Public Intoxication Laws
Throughout American history there have been a number of laws, regulations, and stipulations developed for the purpose of controlling and curbing the drinking habits of citizens. One of the most basic of these currently being used is the public intoxication restriction. By better understanding what this law is and what it entails, you may be able to avoid being charged with this crime.
What is Public Intoxication?
Public intoxication (PI) laws can change from state to state. But in general, public intoxication is the act of being drunk or intoxicated to the point of being a danger to the public, yourself, or property. This can entail many behaviors and activities, not limited to:
Consuming alcohol in public
Public stumbling due to intoxication while walking
Causing a public disturbance while drunk
Not having the ability to safely make your way home due to intoxication
Being the intoxicated passenger of a drunk driver
Urinating in public (which can often also result in a public indecency charge)
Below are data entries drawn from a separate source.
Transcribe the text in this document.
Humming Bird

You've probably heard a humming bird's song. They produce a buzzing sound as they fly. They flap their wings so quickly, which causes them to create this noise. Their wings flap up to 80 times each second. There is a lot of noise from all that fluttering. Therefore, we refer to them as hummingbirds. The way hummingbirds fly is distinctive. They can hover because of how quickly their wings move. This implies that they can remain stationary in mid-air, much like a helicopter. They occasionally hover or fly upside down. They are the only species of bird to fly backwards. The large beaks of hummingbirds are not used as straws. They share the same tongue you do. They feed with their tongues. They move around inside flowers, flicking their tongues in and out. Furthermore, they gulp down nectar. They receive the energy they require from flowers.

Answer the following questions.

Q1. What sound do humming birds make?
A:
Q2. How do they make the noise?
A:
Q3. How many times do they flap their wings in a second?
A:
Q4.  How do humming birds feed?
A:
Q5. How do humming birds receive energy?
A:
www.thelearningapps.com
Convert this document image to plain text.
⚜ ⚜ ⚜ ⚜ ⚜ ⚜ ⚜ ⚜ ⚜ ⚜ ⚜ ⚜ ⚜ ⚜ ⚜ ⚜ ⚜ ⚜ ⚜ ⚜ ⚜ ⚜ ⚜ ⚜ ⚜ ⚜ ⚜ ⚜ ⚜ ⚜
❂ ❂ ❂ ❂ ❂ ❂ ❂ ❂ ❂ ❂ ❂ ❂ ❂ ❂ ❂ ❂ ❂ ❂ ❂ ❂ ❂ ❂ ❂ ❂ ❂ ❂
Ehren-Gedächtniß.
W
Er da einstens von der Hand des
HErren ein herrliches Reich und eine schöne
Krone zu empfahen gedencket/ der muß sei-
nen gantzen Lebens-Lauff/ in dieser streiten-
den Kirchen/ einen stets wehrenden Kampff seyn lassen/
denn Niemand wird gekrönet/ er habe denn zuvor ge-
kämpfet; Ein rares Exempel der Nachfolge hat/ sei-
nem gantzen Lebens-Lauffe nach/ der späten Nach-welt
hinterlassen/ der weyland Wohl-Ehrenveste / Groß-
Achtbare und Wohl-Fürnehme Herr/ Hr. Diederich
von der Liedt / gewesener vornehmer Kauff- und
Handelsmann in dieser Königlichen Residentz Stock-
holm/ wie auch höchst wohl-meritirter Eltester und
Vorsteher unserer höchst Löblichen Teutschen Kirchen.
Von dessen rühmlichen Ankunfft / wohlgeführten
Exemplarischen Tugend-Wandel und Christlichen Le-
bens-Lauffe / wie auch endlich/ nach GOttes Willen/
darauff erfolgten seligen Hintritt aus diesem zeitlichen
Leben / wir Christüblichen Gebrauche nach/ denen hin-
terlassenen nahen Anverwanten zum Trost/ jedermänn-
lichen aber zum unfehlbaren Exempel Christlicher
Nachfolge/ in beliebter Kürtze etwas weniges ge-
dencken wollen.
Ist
These are some of the many activities and situations in which you or someone you care about can be charged with PI. Often, your blood alcohol concentration does not need to be measured in order for you to face a PI charge. Instead, your actions, behaviors, or decisions will be used as just cause for the accusation by the charging officer(s).
Facing a PI Charge
For the most part a PI charge is a misdemeanor, typically in the first degree or second degree. While this crime is often punished using fines and possibly probation, it typically includes an arrest of the charged individual, meaning a PI charge has the potential to be very damaging to your future career prospects.